Fenômeno climático pode afetar agricultores e comunidades tradicionais

A Amazônia se prepara para enfrentar um dos seus maiores desafios climáticos, com a previsão de um super El Niño de intensidade histórica em 2026. A nota técnica emitida por várias instituições, incluindo o INPE e o INMET, confirma uma alta probabilidade de ocorrência e persistência deste fenômeno, impactando os padrões de chuvas e temperaturas em todo o Brasil.
Para a Amazônia, o super El Niño pode trazer um quadro de secas severas e calor extremo, comprometendo seriamente o ciclo das chuvas na maior floresta tropical do mundo. Essa situação representa uma ameaça particularmente grave para as comunidades que dependem da agricultura familiar, como agricultores, indígenas e ribeirinhos, já que sua forma de cultivo é especialmente vulnerável às variações climáticas.
✨ A agricultura familiar na Amazônia é mais suscetível aos efeitos de fenômenos climáticos extremos, devido à sua dependência da regularidade das chuvas e à falta de infraestrutura adequada.
Os pequenos agricultores da região enfrentam uma grave insegurança alimentar, já que a escassez de água dificultará o cultivo de alimentos essenciais.

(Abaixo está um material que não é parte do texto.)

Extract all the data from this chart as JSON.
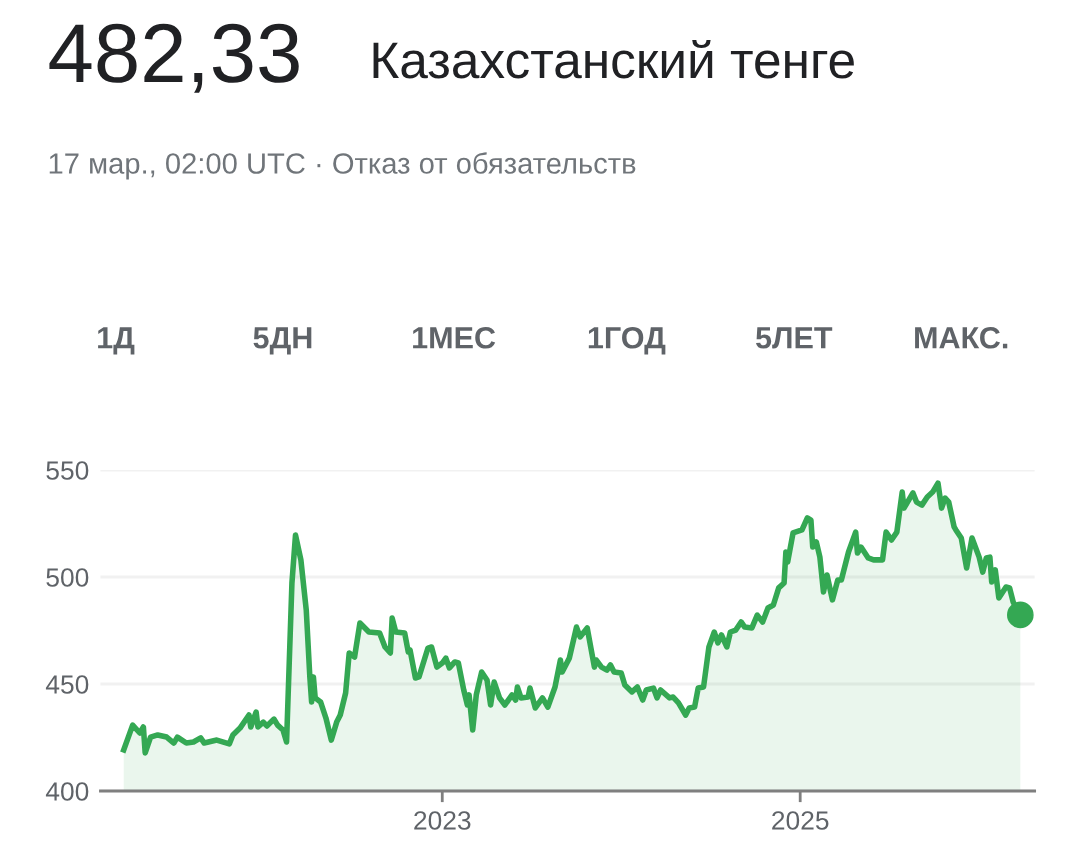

Produtos como mandioca, que é fundamental para a alimentação e a renda das famílias locais, estão sob risco, com a possibilidade de estresse hídrico significando raízes menores e menos produtivas.
Além disso, a produção de cultivos permanentes, como o guaraná e o cacau, se verá diretamente afetada pela falta de umidade no solo. A quebradeira dos safras pode colocar em risco o sustento de milhões de pequenos produtores e causar um impacto que se refletirá até mesmo nas grandes cidades, onde o abastecimento é influenciado por estas pequenas propriedades.
Com a perspectiva de seca, é fundamental que as políticas públicas se tornem proativas, focando na preparação estrutural e na proteção dos agricultores. Isso inclui a liberação de microcréditos emergenciais e a ampliação de programas de compras públicas para garantir que os pequenos produtores tenham uma receita mínima.
A infraestrutura de irrigação e manejo de água é crítica para enfrentar as consequências do super El Niño. Medidas como a instalação de microssistemas de irrigação solar e a captação de água da chuva são essenciais para garantir a segurança hídrica e a produção agrícola na região.
Além disso, a formação de bancos de sementes e a promoção de práticas agrícolas sustentáveis se tornam vitais para aumentar a resiliência às mudanças climáticas. A diversificação das culturas e o abandono da monocultura também são estratégias fundamentais a serem consideradas.
Protegendo a agricultura familiar, asseguramos não apenas a soberania alimentar, mas também a permanência das comunidades na Amazônia. Sem ação imediata, as consequências da mudança climática podem resultar em um aumento da pobreza e do êxodo rural.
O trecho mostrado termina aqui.